In autumn 2016, I travelled by train from Budapest to Stockholm, via Hamburg and the ferry. This is an exciting journey, passing through so many places of historical interest, and such varied landscape. But, it is also exciting because the train from Hamburg to Copenhagen goes on the ferry – they drive the train onto the ferry, with you on board, and then off the ferry on the other side of the water. I love long train journeys. I love to go from one end of the line to another.
This quilt celebrates that journey: the colours of birch woods and autumn leaves, dense woodland, rocks, cities and water streaking past the windows of the train.
The first part of the route is a train from Budapest to Hamburg. This train was a delight. Old fashioned compartments and a dining car. I had the company of a group of Hungarian lads on their way to Prague for the weekend. They leapt on the train at the last minute before it left Budapest, opened up their packed food and ate continuously all the way to Prague. They did not stop eating! The capacity of youth for food!
At Hamburg, I left the train and met my brother who joined me for the second part of the journey – especially to experience the train on the ferry between Puttgarten & Rødby. He is keen on trains so had a great time photographing all the different trains, on all the platforms, on all the stations… and we talked, and talked, and talked… The capacity of middle-age for conversation!
We spent the night in a hotel, and got the train to Copenhagen next morning. Through countryside, and then we drew into the station Puttgarden to await the ferry to Rødby. My brother took photos of the train, the train driver, the view through the train driver’s window, us on the platform, on the train, by the train, of the ferry as it came in… The excitement of being on a train pulling onto the lorry deck of a ferry cannot be overestimated – it was brilliant! Once the train was parked in the lorry deck of the ferry – on its own rails – everyone got off the train and onto the deck to enjoy the sea crossing.
It was a beautiful day, the sun sparkling on the water and the gulls wheeling above. The colours of the world had changed from orange, russet and gold to blue, silver and grey. As the ferry drew into dock, all the train passengers had to rush down to the lorry deck and get back on the train before docking, as it sets off as soon as the front of the ferry opens.
In Copenhagen we changed trains, and again crossed water, this time via the ØRESUND BRIDGE and then north through gathering darkness to Stockholm.
I took numerous pictures, but the ones that most evoke the journey for me and which are the source shots for the quilt are the slightly blurred landscapes. Here are some of the inspiration pictures for the quilt.

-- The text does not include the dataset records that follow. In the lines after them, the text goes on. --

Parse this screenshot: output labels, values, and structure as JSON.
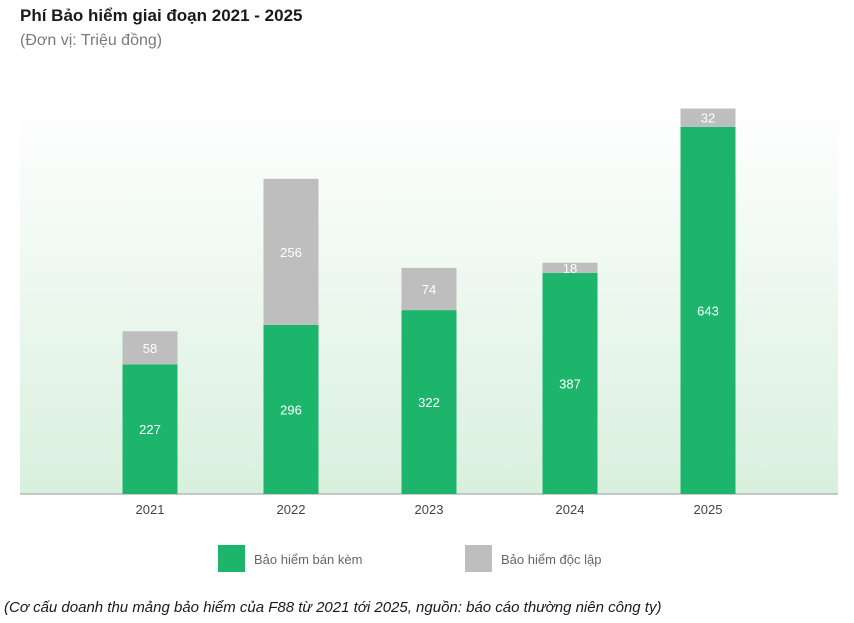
{
  "chart_data": {
    "type": "bar",
    "stacked": true,
    "title": "Phí Bảo hiểm giai đoạn 2021 - 2025",
    "subtitle": "(Đơn vị: Triệu đồng)",
    "categories": [
      "2021",
      "2022",
      "2023",
      "2024",
      "2025"
    ],
    "series": [
      {
        "name": "Bảo hiểm bán kèm",
        "values": [
          227,
          296,
          322,
          387,
          643
        ],
        "color": "#1db56b"
      },
      {
        "name": "Bảo hiểm độc lập",
        "values": [
          58,
          256,
          74,
          18,
          32
        ],
        "color": "#bebebe"
      }
    ],
    "ylim": [
      0,
      690
    ],
    "grid": false,
    "legend_position": "bottom",
    "background": "light green gradient"
  },
  "caption": "(Cơ cấu doanh thu mảng bảo hiểm của F88 từ 2021 tới 2025, nguồn: báo cáo thường niên công ty)"
}
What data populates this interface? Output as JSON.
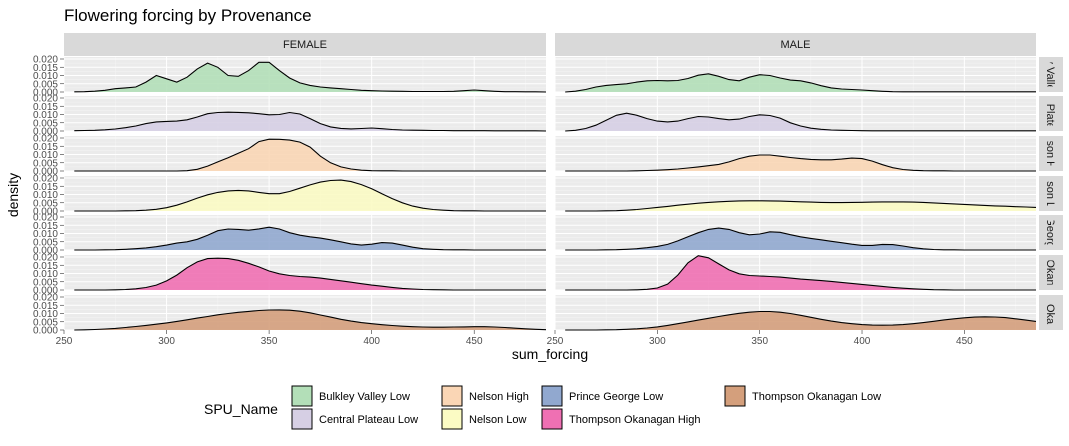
{
  "chart_data": {
    "type": "area",
    "title": "Flowering forcing by Provenance",
    "xlabel": "sum_forcing",
    "ylabel": "density",
    "xlim": [
      250,
      485
    ],
    "ylim": [
      0,
      0.02
    ],
    "x_ticks": [
      250,
      300,
      350,
      400,
      450
    ],
    "y_ticks": [
      "0.000",
      "0.005",
      "0.010",
      "0.015",
      "0.020"
    ],
    "columns": [
      "FEMALE",
      "MALE"
    ],
    "rows": [
      "y Valle",
      "l Plate",
      "lson H",
      "lson L",
      "Georg",
      "Okan",
      "n Okan"
    ],
    "legend": {
      "title": "SPU_Name",
      "entries": [
        {
          "name": "Bulkley Valley Low",
          "color": "#b3dfb8"
        },
        {
          "name": "Central Plateau Low",
          "color": "#d6cfe4"
        },
        {
          "name": "Nelson High",
          "color": "#fad6b5"
        },
        {
          "name": "Nelson Low",
          "color": "#fbfbc4"
        },
        {
          "name": "Prince George Low",
          "color": "#91a8cf"
        },
        {
          "name": "Thompson Okanagan High",
          "color": "#ef70b3"
        },
        {
          "name": "Thompson Okanagan Low",
          "color": "#d49f7c"
        }
      ]
    },
    "x": [
      255,
      260,
      265,
      270,
      275,
      280,
      285,
      290,
      295,
      300,
      305,
      310,
      315,
      320,
      325,
      330,
      335,
      340,
      345,
      350,
      355,
      360,
      365,
      370,
      375,
      380,
      385,
      390,
      395,
      400,
      405,
      410,
      415,
      420,
      425,
      430,
      435,
      440,
      445,
      450,
      455,
      460,
      465,
      470,
      475,
      480,
      485
    ],
    "panels": [
      {
        "row": 0,
        "col": 0,
        "y": [
          0.0001,
          0.0002,
          0.0005,
          0.001,
          0.002,
          0.0025,
          0.003,
          0.006,
          0.01,
          0.008,
          0.006,
          0.009,
          0.014,
          0.0175,
          0.015,
          0.01,
          0.0095,
          0.013,
          0.018,
          0.018,
          0.013,
          0.0085,
          0.0055,
          0.004,
          0.003,
          0.0025,
          0.002,
          0.0015,
          0.001,
          0.0008,
          0.0006,
          0.0005,
          0.0004,
          0.0003,
          0.0003,
          0.0003,
          0.0003,
          0.0004,
          0.0008,
          0.0012,
          0.0008,
          0.0004,
          0.0002,
          0.0002,
          0.0001,
          0.0001,
          0
        ]
      },
      {
        "row": 0,
        "col": 1,
        "y": [
          0,
          0.0005,
          0.0015,
          0.003,
          0.004,
          0.0045,
          0.005,
          0.006,
          0.0068,
          0.007,
          0.0068,
          0.007,
          0.0082,
          0.0102,
          0.011,
          0.0095,
          0.0075,
          0.0068,
          0.009,
          0.0105,
          0.01,
          0.0085,
          0.0072,
          0.0068,
          0.0055,
          0.0038,
          0.0025,
          0.0018,
          0.0015,
          0.0012,
          0.0008,
          0.0004,
          0.0002,
          0.0001,
          0.0001,
          0.0001,
          0.0001,
          0.0001,
          0.0001,
          0.0001,
          0.0001,
          0.0001,
          0.0001,
          0.0001,
          0.0001,
          0.0001,
          0.0001
        ]
      },
      {
        "row": 1,
        "col": 0,
        "y": [
          0.0002,
          0.0003,
          0.0004,
          0.0007,
          0.0012,
          0.002,
          0.003,
          0.0045,
          0.0055,
          0.0058,
          0.006,
          0.0068,
          0.0085,
          0.0105,
          0.0112,
          0.0114,
          0.0113,
          0.011,
          0.0105,
          0.0098,
          0.01,
          0.0112,
          0.0103,
          0.0075,
          0.0045,
          0.0025,
          0.0016,
          0.0013,
          0.0015,
          0.0018,
          0.0014,
          0.0009,
          0.0006,
          0.0005,
          0.0004,
          0.0003,
          0.0003,
          0.0002,
          0.0002,
          0.0002,
          0.0002,
          0.0001,
          0.0001,
          0.0001,
          0.0001,
          0.0001,
          0
        ]
      },
      {
        "row": 1,
        "col": 1,
        "y": [
          0,
          0.0004,
          0.0015,
          0.0035,
          0.0065,
          0.0095,
          0.0108,
          0.0095,
          0.0075,
          0.006,
          0.0055,
          0.006,
          0.0075,
          0.0088,
          0.0085,
          0.0075,
          0.0068,
          0.0072,
          0.0088,
          0.0098,
          0.0094,
          0.0078,
          0.005,
          0.003,
          0.0017,
          0.001,
          0.0006,
          0.0004,
          0.0003,
          0.0002,
          0.0001,
          0.0001,
          0.0001,
          0.0001,
          0.0001,
          0.0001,
          0.0001,
          0.0001,
          0.0001,
          0.0001,
          0.0001,
          0.0001,
          0.0001,
          0.0001,
          0.0001,
          0.0001,
          0.0001
        ]
      },
      {
        "row": 2,
        "col": 0,
        "y": [
          0,
          0,
          0,
          0,
          0,
          0,
          0,
          0,
          0,
          0,
          0,
          0.0002,
          0.001,
          0.003,
          0.0055,
          0.008,
          0.0108,
          0.0135,
          0.0178,
          0.0193,
          0.0192,
          0.0187,
          0.0175,
          0.0145,
          0.009,
          0.005,
          0.0025,
          0.0012,
          0.0005,
          0.0002,
          0.0001,
          0.0001,
          0,
          0,
          0,
          0,
          0,
          0,
          0,
          0,
          0,
          0,
          0,
          0,
          0,
          0,
          0
        ]
      },
      {
        "row": 2,
        "col": 1,
        "y": [
          0,
          0,
          0,
          0,
          0,
          0,
          0,
          0.0001,
          0.0003,
          0.0005,
          0.0008,
          0.0012,
          0.0018,
          0.0025,
          0.0032,
          0.004,
          0.0055,
          0.0075,
          0.009,
          0.0097,
          0.0097,
          0.009,
          0.0082,
          0.0075,
          0.007,
          0.0068,
          0.0068,
          0.0072,
          0.0078,
          0.0075,
          0.006,
          0.0038,
          0.002,
          0.0009,
          0.0004,
          0.0002,
          0.0001,
          0.0001,
          0,
          0,
          0,
          0,
          0,
          0,
          0,
          0,
          0
        ]
      },
      {
        "row": 3,
        "col": 0,
        "y": [
          0,
          0,
          0,
          0,
          0,
          0.0001,
          0.0002,
          0.0005,
          0.001,
          0.002,
          0.0035,
          0.0055,
          0.0078,
          0.0098,
          0.0113,
          0.0122,
          0.0125,
          0.0122,
          0.0113,
          0.0105,
          0.0105,
          0.0118,
          0.0138,
          0.0158,
          0.0175,
          0.0185,
          0.0187,
          0.0178,
          0.016,
          0.0135,
          0.0105,
          0.0075,
          0.005,
          0.003,
          0.0017,
          0.0009,
          0.0005,
          0.0002,
          0.0001,
          0.0001,
          0,
          0,
          0,
          0,
          0,
          0,
          0
        ]
      },
      {
        "row": 3,
        "col": 1,
        "y": [
          0,
          0,
          0,
          0,
          0.0001,
          0.0002,
          0.0005,
          0.0009,
          0.0015,
          0.0022,
          0.0028,
          0.0035,
          0.0041,
          0.0047,
          0.0052,
          0.0056,
          0.0059,
          0.0061,
          0.0062,
          0.0062,
          0.0061,
          0.006,
          0.0058,
          0.0056,
          0.0054,
          0.0052,
          0.0051,
          0.0051,
          0.0052,
          0.0053,
          0.0054,
          0.0055,
          0.0055,
          0.0055,
          0.0054,
          0.0052,
          0.0049,
          0.0046,
          0.0043,
          0.004,
          0.0037,
          0.0034,
          0.0031,
          0.0029,
          0.0026,
          0.0024,
          0.0022
        ]
      },
      {
        "row": 4,
        "col": 0,
        "y": [
          0,
          0,
          0,
          0.0001,
          0.0002,
          0.0004,
          0.0008,
          0.0013,
          0.002,
          0.003,
          0.0042,
          0.005,
          0.0065,
          0.009,
          0.0117,
          0.0127,
          0.0125,
          0.012,
          0.0128,
          0.0138,
          0.0127,
          0.0105,
          0.009,
          0.008,
          0.0072,
          0.0062,
          0.005,
          0.0037,
          0.003,
          0.0035,
          0.0045,
          0.0042,
          0.003,
          0.0017,
          0.0008,
          0.0004,
          0.0002,
          0.0001,
          0.0001,
          0,
          0,
          0,
          0,
          0,
          0,
          0,
          0
        ]
      },
      {
        "row": 4,
        "col": 1,
        "y": [
          0,
          0,
          0,
          0,
          0.0001,
          0.0002,
          0.0004,
          0.0008,
          0.0014,
          0.0022,
          0.0034,
          0.0055,
          0.008,
          0.0105,
          0.0125,
          0.0133,
          0.0125,
          0.0105,
          0.0092,
          0.0097,
          0.011,
          0.0107,
          0.0093,
          0.008,
          0.007,
          0.0062,
          0.0053,
          0.0044,
          0.0035,
          0.0028,
          0.0028,
          0.0034,
          0.0033,
          0.0024,
          0.0014,
          0.0007,
          0.0003,
          0.0001,
          0.0001,
          0,
          0,
          0,
          0,
          0,
          0,
          0,
          0
        ]
      },
      {
        "row": 5,
        "col": 0,
        "y": [
          0,
          0,
          0,
          0,
          0.0001,
          0.0003,
          0.0007,
          0.0015,
          0.003,
          0.0055,
          0.009,
          0.0135,
          0.017,
          0.019,
          0.0193,
          0.019,
          0.018,
          0.0162,
          0.014,
          0.0115,
          0.0098,
          0.0088,
          0.0082,
          0.0078,
          0.0072,
          0.0064,
          0.0056,
          0.0047,
          0.0038,
          0.003,
          0.0023,
          0.0016,
          0.001,
          0.0006,
          0.0003,
          0.0002,
          0.0001,
          0,
          0,
          0,
          0,
          0,
          0,
          0,
          0,
          0,
          0
        ]
      },
      {
        "row": 5,
        "col": 1,
        "y": [
          0,
          0,
          0,
          0,
          0,
          0,
          0,
          0.0001,
          0.0004,
          0.0012,
          0.0035,
          0.009,
          0.0165,
          0.0208,
          0.0195,
          0.0158,
          0.0122,
          0.0098,
          0.0088,
          0.0085,
          0.0082,
          0.0078,
          0.0072,
          0.0066,
          0.0062,
          0.0057,
          0.0052,
          0.0046,
          0.004,
          0.0034,
          0.0028,
          0.0022,
          0.0016,
          0.0011,
          0.0007,
          0.0004,
          0.0002,
          0.0001,
          0,
          0,
          0,
          0,
          0,
          0,
          0,
          0,
          0
        ]
      },
      {
        "row": 6,
        "col": 0,
        "y": [
          0,
          0.0001,
          0.0003,
          0.0006,
          0.001,
          0.0015,
          0.0021,
          0.0028,
          0.0035,
          0.0043,
          0.0052,
          0.0062,
          0.0072,
          0.0082,
          0.0092,
          0.01,
          0.0107,
          0.0113,
          0.0118,
          0.0121,
          0.0122,
          0.012,
          0.0114,
          0.0104,
          0.0091,
          0.0078,
          0.0065,
          0.0054,
          0.0045,
          0.0038,
          0.0032,
          0.0027,
          0.0023,
          0.002,
          0.0018,
          0.0017,
          0.0017,
          0.0018,
          0.0019,
          0.002,
          0.002,
          0.0018,
          0.0015,
          0.0011,
          0.0007,
          0.0004,
          0.0002
        ]
      },
      {
        "row": 6,
        "col": 1,
        "y": [
          0,
          0,
          0,
          0,
          0.0001,
          0.0002,
          0.0004,
          0.0007,
          0.0012,
          0.0019,
          0.0028,
          0.0038,
          0.0049,
          0.006,
          0.0071,
          0.0082,
          0.0092,
          0.0101,
          0.0108,
          0.0112,
          0.0112,
          0.0108,
          0.01,
          0.0089,
          0.0077,
          0.0065,
          0.0054,
          0.0045,
          0.0038,
          0.0033,
          0.003,
          0.0029,
          0.003,
          0.0033,
          0.0038,
          0.0045,
          0.0053,
          0.0061,
          0.0068,
          0.0074,
          0.0078,
          0.008,
          0.0079,
          0.0075,
          0.0068,
          0.006,
          0.0052
        ]
      }
    ]
  }
}
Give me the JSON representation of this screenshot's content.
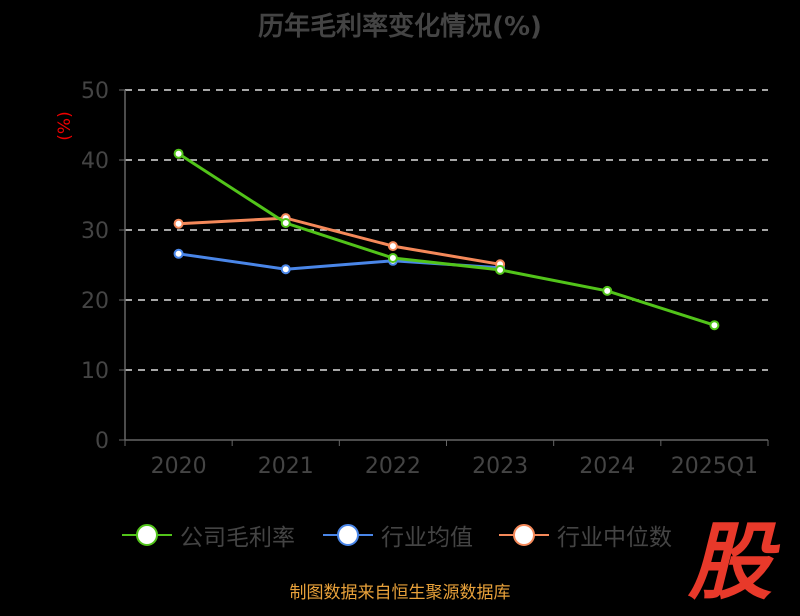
{
  "chart_data": {
    "type": "line",
    "title": "历年毛利率变化情况(%)",
    "ylabel": "(%)",
    "xlabel": "",
    "categories": [
      "2020",
      "2021",
      "2022",
      "2023",
      "2024",
      "2025Q1"
    ],
    "ylim": [
      0,
      50
    ],
    "yticks": [
      0,
      10,
      20,
      30,
      40,
      50
    ],
    "grid": true,
    "legend_position": "bottom",
    "series": [
      {
        "name": "公司毛利率",
        "color": "#52c41a",
        "values": [
          40.9,
          31.0,
          26.0,
          24.3,
          21.3,
          16.4
        ]
      },
      {
        "name": "行业均值",
        "color": "#4a86e8",
        "values": [
          26.6,
          24.4,
          25.6,
          24.6,
          null,
          null
        ]
      },
      {
        "name": "行业中位数",
        "color": "#f5895a",
        "values": [
          30.9,
          31.7,
          27.7,
          25.1,
          null,
          null
        ]
      }
    ]
  },
  "source": "制图数据来自恒生聚源数据库",
  "logo_text": "股"
}
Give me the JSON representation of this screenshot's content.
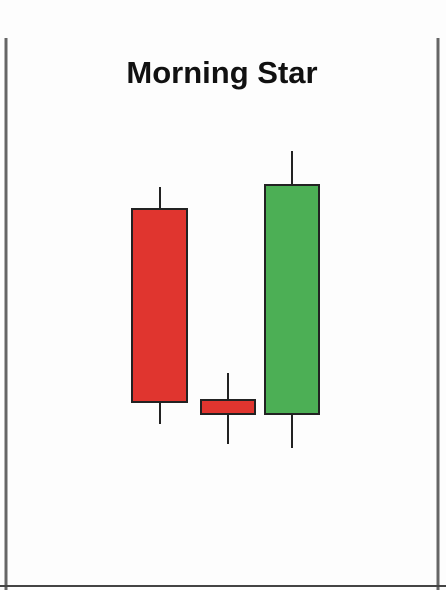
{
  "title": "Morning Star"
}
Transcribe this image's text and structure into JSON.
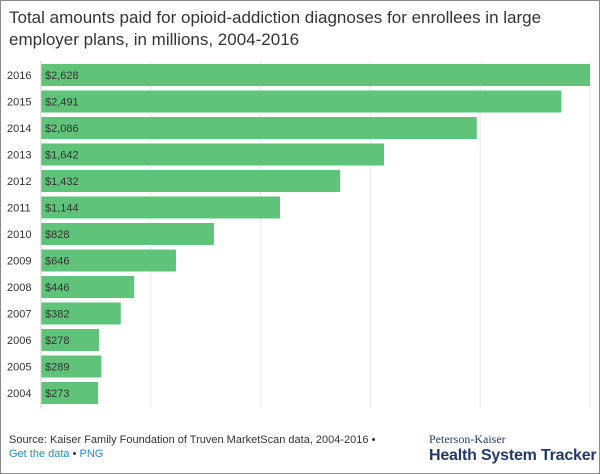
{
  "chart_data": {
    "type": "bar",
    "orientation": "horizontal",
    "title": "Total amounts paid for opioid-addiction diagnoses for enrollees in large employer plans, in millions, 2004-2016",
    "categories": [
      "2016",
      "2015",
      "2014",
      "2013",
      "2012",
      "2011",
      "2010",
      "2009",
      "2008",
      "2007",
      "2006",
      "2005",
      "2004"
    ],
    "values": [
      2628,
      2491,
      2086,
      1642,
      1432,
      1144,
      828,
      646,
      446,
      382,
      278,
      289,
      273
    ],
    "data_labels": [
      "$2,628",
      "$2,491",
      "$2,086",
      "$1,642",
      "$1,432",
      "$1,144",
      "$828",
      "$646",
      "$446",
      "$382",
      "$278",
      "$289",
      "$273"
    ],
    "xlim": [
      0,
      2628
    ],
    "grid": true,
    "bar_color": "#5fc47a"
  },
  "footer": {
    "source_text": "Source: Kaiser Family Foundation of Truven MarketScan data, 2004-2016",
    "separator": "•",
    "get_data_link": "Get the data",
    "png_link": "PNG"
  },
  "brand": {
    "top": "Peterson-Kaiser",
    "main": "Health System Tracker"
  }
}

I made a preliminary sketch based on these impressions and memories.
The key inspiration was the way that – from the point of view of the passenger – the landscape rushes past the window, becoming smaller as it moves away. The colours of autumn and water streak past horizontally, while the trees and their reflections make strong vertical lines – especially the birch trees, strong yet delicate.
I gathered fabrics in colours that matched the autumn and water, and started to play, plaiting, rouching and manipulating the fabric, experimenting, sewing and unpicking. Gathering, and gathering.
Eventually a theme started to emerge, but I was sketching with fabric – I did not know where it was going to end. The photos below show some stages I went through.
I’ve used the material itself and folds to indicate waves on the sea, and folds in the landscape – from the furrows in ploughed fields to the roll of hills and sides of mountains.
As I manipulated the fabric, the ideas for how to express the quilt’s theme changed. The essentials of horizontal lines moving to a point to give left to right movement, punctuated by the horizontals to represent birch trees remained, but the colour, texture and draping qualities of the various fabrics affected how I could use them.
Eventually I stopped pinning and tacking, and went to the sewing machine – I had to commit to this or it would never happen.
I spent a couple of days sewing with the machine, pulling the fabric around, adding details, joining fabric pieces, overlapping, pleating, rouching and running quilting stitches over the surface – pale vertical stitching to indicate trees, and blue horizontal stitches for water and wind.
And is this the finished quilt?
It is as far as I can bring it at present. As ever I am dis-satisfied, but it has some aspects that I am pleased with. It does feel vertiginous, it make you feel a little dizzy to look at, so there is some sensation of speed. The folds of the cloth do indicate the folds of the landscape and waves on the sea. Probably, I would like it to be longer horizontally and smaller vertically. But there are some ideas I can reuse.
An autumn train journey across Europe from Budapest to Stockholm
via Bratislava, Prague, Berlin, Hamburg, Lübeck, Puttgarden, Rødby, Copenhagen, Malmö, and Linköping.
Woods and fields, trees and rocks, sea and ships, towns and cities.
Thank you to the HUSTEF, UCAAT and EuroSTAR conferences in 2016, whose choices – of date, city, and myself as one of the speakers – meant that I had to make the journey between Budapest and Stockholm, and could choose to make it by train and not plane!
When planning this trip, I consulted “The Man in Seat 61” and I recommend him if you want to plan or dream a train trip anywhere in the world!